The 12 days of California Labor & Employment Series – Day 5: Harassment and Discrimination Allegations - No More Shush

In the spirit of the season, we are using our annual "12 days of the holidays" blog series to address new California laws and their impact on California employers. On this fifth day of the holidays, my labor and employment attorney gave to me: five golden rings and SB 331.

Day 5 imageDuring the #MeToo movement, numerous protections were put in place to limit sexual harassment. One of those protections was SB 820, which went into effect on January 1, 2019. Around the time of the #MeToo movement, our news feeds were filled with stories regarding celebrities, company executives, and public officials who had been accused of sexual harassment but had entered into settlement agreements that prevented disclosure of the allegations. As we explained in an earlier post on SB 820, it prohibited any provision in a settlement agreement that prevented the disclosure of factual information relating to certain enumerated sexual offenses, including, but not limited to, sexual assault and sexual harassment.

As of January 1, 2022, the prohibition of disclosure of factual information will now extend to matters outside of sexual harassment and other sexual offenses. With the enactment of SB 331, settlement agreements can no longer prohibit the disclosure of factual information involving acts of workplace harassment or discrimination not based on sex. All types of workplace harassment and discrimination are now included.

In addition, an employer cannot require an employee to sign a nondisparagement agreement or other document to the extent it has the purpose or effect of denying the employee the right to disclose information about those acts. Any nondisparagement or other contractual provision that restricts an employee's ability to disclose information must include the following language, in substantial form: "Nothing in this agreement prevents you from discussing or disclosing information about unlawful acts in the workplace, such as harassment or discrimination or any other conduct you have reason to believe is unlawful."

SB 331 also prohibits an employer or former employer to include in any agreement related to an employee’s separation from employment any provision that prohibits the disclosure of information about unlawful acts in the workplace. An employer must also advise the employee that he/she/they may consult with an attorney, and the employer must provide the employee or former employee with no less than five business days in which to do so.

Settlement agreements can still can include confidentiality as it relates to the settlement amount. Further, a settlement agreement can also still include confidentiality as it relates to the name or identity of the claimant if based on the claimant's request unless the claim involves a government agency or a public official. Likewise, a separation agreement can still include confidentiality as to the amount as well. Both settlement agreements and separation agreements can also still include a general release of all claims.
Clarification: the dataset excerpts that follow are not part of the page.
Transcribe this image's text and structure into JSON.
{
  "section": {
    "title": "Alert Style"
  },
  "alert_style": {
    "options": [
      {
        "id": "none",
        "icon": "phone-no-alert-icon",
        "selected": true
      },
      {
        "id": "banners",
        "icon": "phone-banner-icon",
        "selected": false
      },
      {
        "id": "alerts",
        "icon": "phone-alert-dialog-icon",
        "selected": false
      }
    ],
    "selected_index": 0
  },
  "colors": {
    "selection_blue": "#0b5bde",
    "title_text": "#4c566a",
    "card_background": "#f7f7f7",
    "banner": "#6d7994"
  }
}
In addition, SB 331 contains a carve-out that this section does not apply to a negotiated settlement agreement to resolve an underlying claim that has been filed by an employee in court, before an administrative agency, in an alternative dispute resolution forum, or through an employer’s internal complaint process.

Harassment and discrimination allegations of any kind need to be taken very seriously. If you are advised of such an allegation, ensure a thorough and appropriate investigation is completed. If a settlement takes place prior to any litigation, it is recommended you consult with your counsel. In addition, note the additional confidentiality issues that need to be taken into consideration when drafting the settlement agreement. Employers need to be cognizant of the required language for the agreement as well as to provide the appropriate time for an employee to consult with an attorney in a separation agreement.